Josipa Kafadar

Personal information
- Nationality: Canadian
- Born: 2 February 2001 (age 25) Burnaby, British Columbia, Canada
- Home town: Burnaby, British Columbia
- Weight: 49 kg (108 lb)

Sport
- Country: Canada
- Sport: Taekwondo
- Event: –49 kg

Medal record
Women's taekwondo
Representing Canada
World Junior Championships
| Silver medal – second place | 2018 Hammamet | 49 kg |

= Josipa Kafadar =

Canadian taekwondo practitioner

Josipa Kafadar (born February 2, 2001) is a Canadian taekwondo athlete. Kafadar is a former World Junior medallist and has qualified to compete for Canada at the 2024 Summer Olympics.

==Career==
Kafadar's first major international result came in 2018, when she won the silver medal at the World Junior Championships in Hammamet, Tunisia. Kafadar lost the gold medal match by one point to Vietnam's Thi Kim Ngan Ho. Kafadar's senior career has seen her win gold medals at the 2023 British and Luxembourg Opens respectively, among other successes.

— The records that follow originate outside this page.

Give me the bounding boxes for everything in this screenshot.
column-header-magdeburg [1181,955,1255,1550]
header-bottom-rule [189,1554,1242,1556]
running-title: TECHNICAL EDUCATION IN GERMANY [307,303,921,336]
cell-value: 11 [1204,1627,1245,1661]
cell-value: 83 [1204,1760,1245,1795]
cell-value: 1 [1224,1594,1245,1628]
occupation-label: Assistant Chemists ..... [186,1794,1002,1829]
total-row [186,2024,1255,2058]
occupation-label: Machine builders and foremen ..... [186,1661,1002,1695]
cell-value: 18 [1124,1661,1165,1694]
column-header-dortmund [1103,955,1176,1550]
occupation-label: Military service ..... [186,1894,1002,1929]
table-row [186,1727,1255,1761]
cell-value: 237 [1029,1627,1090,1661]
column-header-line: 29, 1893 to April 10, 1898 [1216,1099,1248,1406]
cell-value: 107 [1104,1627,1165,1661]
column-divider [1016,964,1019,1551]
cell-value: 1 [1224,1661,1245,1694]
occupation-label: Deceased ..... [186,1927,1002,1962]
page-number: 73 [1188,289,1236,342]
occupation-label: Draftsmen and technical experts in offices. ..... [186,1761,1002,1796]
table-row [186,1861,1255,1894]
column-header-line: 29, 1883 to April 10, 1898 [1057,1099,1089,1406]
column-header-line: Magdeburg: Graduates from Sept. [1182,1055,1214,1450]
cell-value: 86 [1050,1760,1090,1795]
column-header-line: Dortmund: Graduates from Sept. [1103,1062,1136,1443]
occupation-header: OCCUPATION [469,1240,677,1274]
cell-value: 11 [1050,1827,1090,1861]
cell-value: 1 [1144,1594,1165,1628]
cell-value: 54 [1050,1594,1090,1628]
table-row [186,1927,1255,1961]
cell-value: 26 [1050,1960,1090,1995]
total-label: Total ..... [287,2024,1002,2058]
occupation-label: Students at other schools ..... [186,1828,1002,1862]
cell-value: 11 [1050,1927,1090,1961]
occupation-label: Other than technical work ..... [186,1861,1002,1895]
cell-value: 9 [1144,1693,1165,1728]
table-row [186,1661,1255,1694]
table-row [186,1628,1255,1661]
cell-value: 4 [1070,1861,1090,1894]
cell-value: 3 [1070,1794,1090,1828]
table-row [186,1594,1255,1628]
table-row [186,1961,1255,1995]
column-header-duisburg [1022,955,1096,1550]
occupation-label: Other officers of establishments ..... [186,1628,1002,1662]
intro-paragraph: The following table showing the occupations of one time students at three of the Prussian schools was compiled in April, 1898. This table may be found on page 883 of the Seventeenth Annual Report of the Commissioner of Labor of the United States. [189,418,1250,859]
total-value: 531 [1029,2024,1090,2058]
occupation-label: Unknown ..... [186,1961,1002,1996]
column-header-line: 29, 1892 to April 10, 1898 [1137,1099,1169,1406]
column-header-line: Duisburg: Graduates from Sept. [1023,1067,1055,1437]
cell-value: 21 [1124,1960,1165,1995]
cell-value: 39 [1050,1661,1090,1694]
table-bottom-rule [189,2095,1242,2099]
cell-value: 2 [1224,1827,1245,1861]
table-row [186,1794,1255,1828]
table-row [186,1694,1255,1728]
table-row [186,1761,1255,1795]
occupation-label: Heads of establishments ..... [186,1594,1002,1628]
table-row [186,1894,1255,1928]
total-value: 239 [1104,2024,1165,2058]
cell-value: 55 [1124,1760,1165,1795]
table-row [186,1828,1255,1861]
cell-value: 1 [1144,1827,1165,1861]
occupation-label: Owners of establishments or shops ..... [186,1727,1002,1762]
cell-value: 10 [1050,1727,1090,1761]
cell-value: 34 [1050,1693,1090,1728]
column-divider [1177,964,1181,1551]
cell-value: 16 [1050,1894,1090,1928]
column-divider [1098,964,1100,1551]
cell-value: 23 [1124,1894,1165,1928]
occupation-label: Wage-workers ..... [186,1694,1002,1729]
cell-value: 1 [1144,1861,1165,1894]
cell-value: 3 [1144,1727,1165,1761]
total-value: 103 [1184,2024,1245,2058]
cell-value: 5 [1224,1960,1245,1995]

In January 2024, Kafadar was named to Canada's 2024 Olympic qualification team. Kafadar would go on to qualify for the 2024 Summer Olympics at the Pan American Taekwondo Olympic Qualification Tournament in Santo Domingo, Dominican Republic. Kafadar was officially named to Canada's 2024 Olympic team in April 2024.

==Personal life==
Kafadar is of Croatian descent and currently a biophysics student at Simon Fraser University.